Right from the company’s beginnings in 1924, Chrysler built powerful and advanced automobiles. The B70 was a 70-mph car with an in-line six-cylinder engine, four-wheel hydraulic brakes and front and rear shock absorbers. In 1925, a Model 70 ran the 24-hour race at Le Mans, finishing 7th overall. In 1928, the Chrysler Le Mans Team included four Model 72 Roadsters, entered and driven by European racers who recognized the potential to unseat the formidable Bentley and Alfa Romeo teams. Two of the Chryslers were forced to retire, while the remaining pair finished 3rd and 4th overall, behind a Stutz and the winning Bentley. In 1929 two more Chryslers took on the Bentley team, this time with Model 75 and Model 77 roadsters that placed 6th and 7th: the first four places were held by Bentleys and in 5th place was a Stutz. In 1931 a CD8 and an Imperial, both with straight-eight engines, were entered in the 24-hour classic, but neither finished the race.

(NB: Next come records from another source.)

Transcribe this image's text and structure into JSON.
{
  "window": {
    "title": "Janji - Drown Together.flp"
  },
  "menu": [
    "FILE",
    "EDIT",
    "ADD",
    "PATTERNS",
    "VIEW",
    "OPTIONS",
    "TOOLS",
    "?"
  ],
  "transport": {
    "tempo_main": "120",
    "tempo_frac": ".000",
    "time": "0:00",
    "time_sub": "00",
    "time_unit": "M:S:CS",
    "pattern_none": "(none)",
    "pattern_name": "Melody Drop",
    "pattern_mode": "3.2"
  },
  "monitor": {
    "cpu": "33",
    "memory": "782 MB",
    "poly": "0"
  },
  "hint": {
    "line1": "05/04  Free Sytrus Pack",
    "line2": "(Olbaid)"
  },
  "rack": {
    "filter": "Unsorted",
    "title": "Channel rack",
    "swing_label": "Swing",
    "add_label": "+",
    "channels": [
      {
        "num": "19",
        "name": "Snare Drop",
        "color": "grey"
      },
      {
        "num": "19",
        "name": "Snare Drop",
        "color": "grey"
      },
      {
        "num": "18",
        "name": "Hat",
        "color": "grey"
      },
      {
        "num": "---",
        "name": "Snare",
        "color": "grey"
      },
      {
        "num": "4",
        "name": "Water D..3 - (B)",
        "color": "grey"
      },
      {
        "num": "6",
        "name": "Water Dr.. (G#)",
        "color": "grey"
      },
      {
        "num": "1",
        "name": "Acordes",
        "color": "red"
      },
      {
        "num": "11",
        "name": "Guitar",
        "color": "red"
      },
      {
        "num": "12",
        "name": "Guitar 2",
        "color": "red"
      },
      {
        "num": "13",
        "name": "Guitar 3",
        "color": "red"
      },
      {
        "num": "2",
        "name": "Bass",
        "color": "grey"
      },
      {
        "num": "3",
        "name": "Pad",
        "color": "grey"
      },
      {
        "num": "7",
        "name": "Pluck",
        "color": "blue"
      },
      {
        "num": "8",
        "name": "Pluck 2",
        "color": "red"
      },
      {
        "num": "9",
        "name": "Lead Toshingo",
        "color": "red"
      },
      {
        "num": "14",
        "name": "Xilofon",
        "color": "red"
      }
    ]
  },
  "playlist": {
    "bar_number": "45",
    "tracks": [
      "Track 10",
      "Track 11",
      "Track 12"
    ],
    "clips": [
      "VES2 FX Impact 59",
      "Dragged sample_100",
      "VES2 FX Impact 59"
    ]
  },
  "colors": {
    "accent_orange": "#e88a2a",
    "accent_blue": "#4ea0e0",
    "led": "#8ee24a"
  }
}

In 2001, Chicagoan Richard Newman was looking for a Pre-war car with which to compete in classic rallies. He’d already had significant success in a tiny Citroen 2CV competing in events like the London to Capetown, Peking to Paris and Around the World in 80 Days. He chose a 1929 Chrysler Model 75 Roadster and sent it to Florida where classic car restorer and fellow rallyist Robert O’Hara prepared it for the rigors of transcontinental competition. The Chrysler proved its worth by winning the Pre-war category of the 55-day Inca Trail Rally in South America in 2001, piloted by Newman and O’Hara, but suffered a heavy crash in 2003 during the Shield of Africa Rally. O’Hara rebuilt the car and in 2007 Newman and automotive journalist Kevin Clemens competed together with the Chrysler in the Peking to Paris Rally, a recreation of the original 1907 Peking to Paris race on its 100th anniversary.
Michael Jekot’s evocative artwork portrays the Chrysler powering across the Gobi Desert in Mongolia during the 2007 event.